Mientras paso mi cepillo en mis brazos y piernas, después de haber hecho una hora de ejercicio —de ese al que ahora le llaman «para masa muscular para las de más de 40», pienso en mi juventud como mujer. El ritual diario se convierte en un momento de introspección, donde cada pasada del cepillo parece querer borrar no solo la celulitis, sino también las capas de nostalgia.
Tengo sentimientos encontrados. Esta semana cumplí tres años como refugiada, una palabra que aún me cuesta asimilar, como si fuera una prenda prestada que nunca termina de ajustarse, como esos vestidos que te gustan, pero a la vez no te quedan. No era parte de mi plan de vida, no figuraba en mis sueños. Después de dos años, pude finalmente ver a mis padres, convivir con todas sus dificultades por la vejez, por las enfermedades, por la distancia. No fue fácil. Sus rostros han cambiado, esas arrugas marcan el paso del tiempo que perdimos. Sus manos, más temblorosas, me recordaron que el tiempo no perdona y que la vida continúa su curso mientras intentamos adaptarnos a nuevas realidades que nunca imaginamos.
A veces siento que todo pende de un hilo tan fino que podría romperse. Otras veces me siento invencible, como si nada pudiera quebrantar esta fortaleza que he construido desde la adversidad. Esta dualidad me acompaña cada día, en cada decisión, en cada palabra que escribo. Soy acérrima defensora de los derechos humanos, en especial de la niñez y las mujeres, pero a veces me pregunto si realmente estoy defendiendo a alguien desde este exilio impuesto, o si mis palabras son solo ecos que se pierden en el vacío de la distancia.
Recuerdo mis últimos años en Guatemala.
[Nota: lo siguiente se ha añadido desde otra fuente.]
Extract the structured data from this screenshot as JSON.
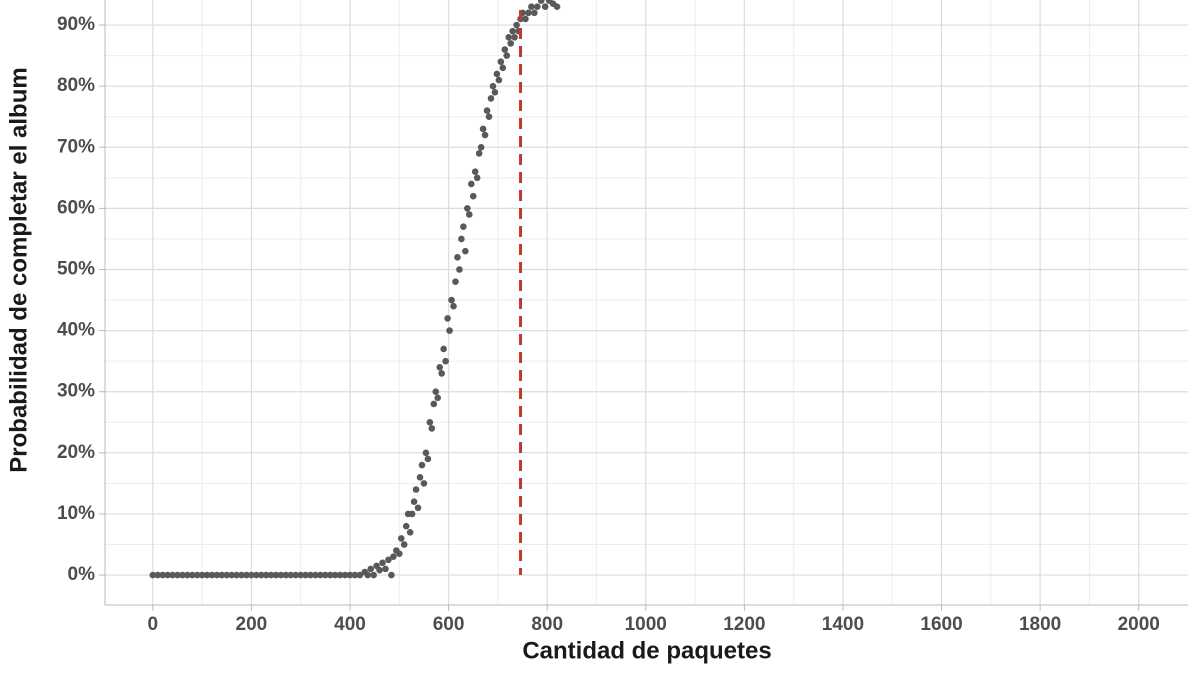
{
  "chart_data": {
    "type": "scatter",
    "x_label": "Cantidad de paquetes",
    "y_label": "Probabilidad de completar el album",
    "color": "#595959",
    "x": [
      0,
      10,
      20,
      30,
      40,
      50,
      60,
      70,
      80,
      90,
      100,
      110,
      120,
      130,
      140,
      150,
      160,
      170,
      180,
      190,
      200,
      210,
      220,
      230,
      240,
      250,
      260,
      270,
      280,
      290,
      300,
      310,
      320,
      330,
      340,
      350,
      360,
      370,
      380,
      390,
      400,
      410,
      420,
      430,
      436,
      442,
      448,
      454,
      460,
      466,
      472,
      478,
      484,
      488,
      494,
      500,
      504,
      510,
      514,
      518,
      522,
      526,
      530,
      534,
      538,
      542,
      546,
      550,
      554,
      558,
      562,
      566,
      570,
      574,
      578,
      582,
      586,
      590,
      594,
      598,
      602,
      606,
      610,
      614,
      618,
      622,
      626,
      630,
      634,
      638,
      642,
      646,
      650,
      654,
      658,
      662,
      666,
      670,
      674,
      678,
      682,
      686,
      690,
      694,
      698,
      702,
      706,
      710,
      714,
      718,
      722,
      726,
      730,
      734,
      738,
      742,
      746,
      750,
      756,
      762,
      768,
      774,
      780,
      788,
      796,
      804,
      812,
      820
    ],
    "values": [
      0,
      0,
      0,
      0,
      0,
      0,
      0,
      0,
      0,
      0,
      0,
      0,
      0,
      0,
      0,
      0,
      0,
      0,
      0,
      0,
      0,
      0,
      0,
      0,
      0,
      0,
      0,
      0,
      0,
      0,
      0,
      0,
      0,
      0,
      0,
      0,
      0,
      0,
      0,
      0,
      0,
      0,
      0,
      0.5,
      0,
      1,
      0,
      1.5,
      0.8,
      2,
      1,
      2.5,
      0,
      3,
      4,
      3.5,
      6,
      5,
      8,
      10,
      7,
      10,
      12,
      14,
      11,
      16,
      18,
      15,
      20,
      19,
      25,
      24,
      28,
      30,
      29,
      34,
      33,
      37,
      35,
      42,
      40,
      45,
      44,
      48,
      52,
      50,
      55,
      57,
      53,
      60,
      59,
      64,
      62,
      66,
      65,
      69,
      70,
      73,
      72,
      76,
      75,
      78,
      80,
      79,
      82,
      81,
      84,
      83,
      86,
      85,
      88,
      87,
      89,
      88,
      90,
      89,
      91,
      92,
      91,
      92,
      93,
      92,
      93,
      94,
      93,
      94,
      93.5,
      93
    ],
    "xlim": [
      -97,
      2100
    ],
    "ylim": [
      -4.9,
      94.1
    ],
    "xticks": [
      0,
      200,
      400,
      600,
      800,
      1000,
      1200,
      1400,
      1600,
      1800,
      2000
    ],
    "yticks": [
      {
        "value": 0,
        "label": "0%"
      },
      {
        "value": 10,
        "label": "10%"
      },
      {
        "value": 20,
        "label": "20%"
      },
      {
        "value": 30,
        "label": "30%"
      },
      {
        "value": 40,
        "label": "40%"
      },
      {
        "value": 50,
        "label": "50%"
      },
      {
        "value": 60,
        "label": "60%"
      },
      {
        "value": 70,
        "label": "70%"
      },
      {
        "value": 80,
        "label": "80%"
      },
      {
        "value": 90,
        "label": "90%"
      }
    ],
    "grid": true,
    "minor_grid": true,
    "reference_line": {
      "x": 746,
      "color": "#c0392b"
    }
  }
}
Me sentía plena trabajando por la niñez y la adolescencia, construyendo proyectos, generando cambios tangibles, abrazando a quienes necesitaban apoyo. Sigo haciéndolo desde mis redes, intentando que mi voz atraviese fronteras, pero me cortaron la posibilidad de incidir directamente en mi país. La virtualidad no me permite sentir el abrazo agradecido de una madre cuya hija ha sido rescatada, ni ver directamente cómo una comunidad se transforma cuando conoce sus derechos.
Desde donde me encuentro lucho por exhibir lo que sucede en nuestro país, por mantener visible lo que muchos quisieran ocultar. Pero sé que eso no es lo único que hay que hacer. Las denuncias en redes sociales no reemplazan las acciones concretas. Me pregunto constantemente si estoy haciendo suficiente, si esta forma de activismo puede realmente generar cambios en mi país.
Por eso hago un llamado a todas y todos los y las “influencers, politokers, comunicadores y activistas” para que exijamos justicia frente a la violencia que existe contra las niñas, niños, adolescentes y mujeres. No podemos normalizar el horror ni acostumbrarnos a las estadísticas frías que representan vidas destrozadas. Necesitamos voces que exijan derechos y los expliquen con claridad, que conviertan las plataformas digitales en canales efectivos de denuncia, para que estas puedan transformarse en casos concretos que persigan a los perpetradores.
Sé que hay falencias profundas en el sistema judicial; yo misma he sido testiga de esto al ser criminalizada por defender lo que creo justo. La persecución judicial se ha convertido en una estrategia para silenciar voces disidentes, y yo soy prueba viviente de ello. Pero tenemos el derecho de exigir investigaciones realizadas con la debida diligencia, un sistema libre de jueces y juezas corruptos, y justicia hasta en el más mínimo caso.
Entonces, mientras termino de pasar el cepillo, pienso en todas las capas que conforman mi identidad actual: mujer, activista, refugiada, hija de padres que envejecen lejos. Cada una de estas facetas me han enseñado sobre la resistencia y la vulnerabilidad, sobre la fuerza que emerge precisamente cuando nos sentimos más débiles.
Tres años después de haber dejado mi tierra, sigo creyendo en la posibilidad de un cambio. Quizás no regrese, quizás mi voz siga siendo un eco, pero mientras exista una sola niña, un solo niño, una sola mujer que necesite defensa, seguiré alzando mi voz. Porque si algo he aprendido en este exilio es que las fronteras no pueden silenciar la verdad, y que la justicia, aunque lenta y obstaculizada, sigue siendo un horizonte por el cual vale la pena luchar.